Equiping yourself for battle:
As well as being armed with this one, little word (hello) there are some practical ways that you can ensure you are fully equipped for battle in even the most hostile networking arena:
- Ask for a copy of the guestlist in advance.
This way you can see if you will have any familiar faces at the event.
- Request an introduction.
Terrifying, I know, but you can ask the organiser to specifically introduce you to a particular attendee. This will give you time to consider things you would like to talk to them about, specific questions etc.
- Get the event timings.
If you know the timings of the event in advance you can challenge yourself to arrive just 10 minutes early so you only have to face 10 minutes of stranger danger.
- Listen & ask questions.
Everyone loves to talk about themselves and if you are genuinely interested and asking questions, there shouldn’t be any lull.
- Forgive yourself for awkwardness.
You aren’t Tony Robbins, so why kick yourself for not being a whizz at every single conversation?! Just move on. No big deal.
- Most people hate this.
There is some comfort in remembering that you aren’t alone. A lot of people hate this stuff. I would go so far as to say that most people are somewhat uncomfortable so a lot of folks will be extremely glad someone had the guts to break the ice so they don’t have to.

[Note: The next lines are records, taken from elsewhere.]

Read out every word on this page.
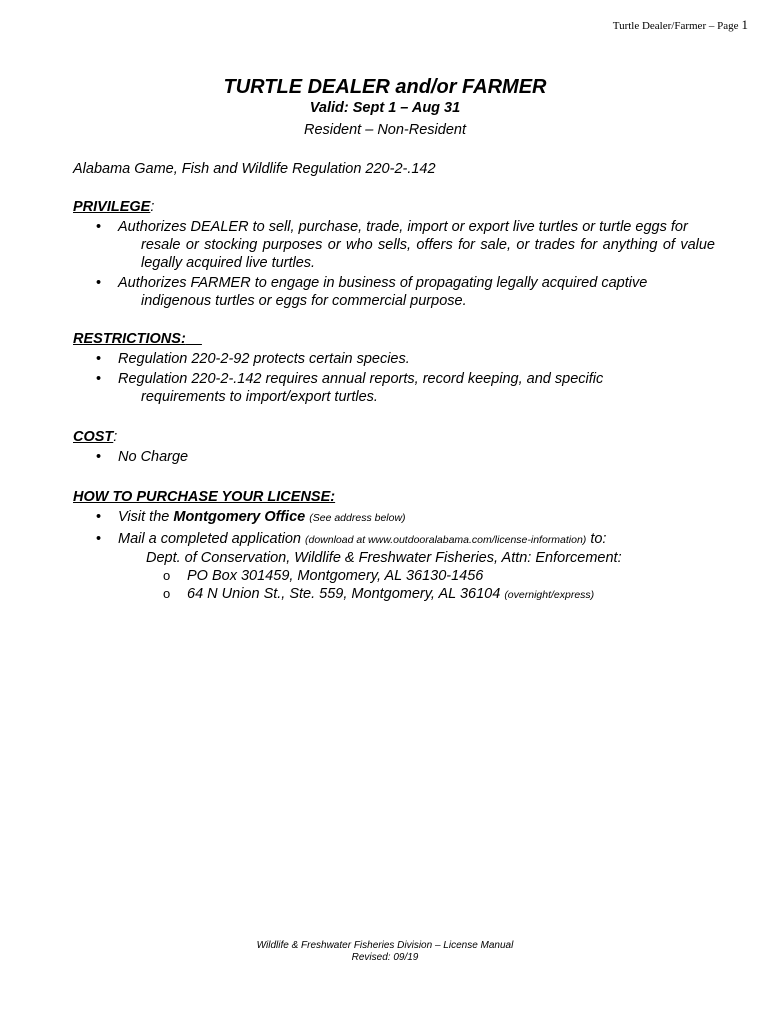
Turtle Dealer/Farmer – Page 1
TURTLE DEALER and/or FARMER
Valid: Sept 1 – Aug 31
Resident – Non-Resident
Alabama Game, Fish and Wildlife Regulation 220-2-.142
PRIVILEGE:
• Authorizes DEALER to sell, purchase, trade, import or export live turtles or turtle eggs for
resale or stocking purposes or who sells, offers for sale, or trades for anything of value legally acquired live turtles.
• Authorizes FARMER to engage in business of propagating legally acquired captive
indigenous turtles or eggs for commercial purpose.
RESTRICTIONS:
• Regulation 220-2-92 protects certain species.
• Regulation 220-2-.142 requires annual reports, record keeping, and specific
requirements to import/export turtles.
COST:
• No Charge
HOW TO PURCHASE YOUR LICENSE:
• Visit the Montgomery Office (See address below)
• Mail a completed application (download at www.outdooralabama.com/license-information) to:
Dept. of Conservation, Wildlife & Freshwater Fisheries, Attn: Enforcement:
o PO Box 301459, Montgomery, AL 36130-1456
o 64 N Union St., Ste. 559, Montgomery, AL 36104 (overnight/express)
Wildlife & Freshwater Fisheries Division – License Manual
Revised: 09/19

- Don’t forget the benefits.
You could walk away with a solution to a problem, a contact, a connection, an insight, shared knowledge or an opportunity. It might just be worth it!
Consider it like ripping off a band-aid…it will get easier! The anxiety lives in your head, and by challenging yourself to step outside your comfort zone it will get easier. Trust me. If you approach it like learning a new skill you may one day even learn to enjoy it.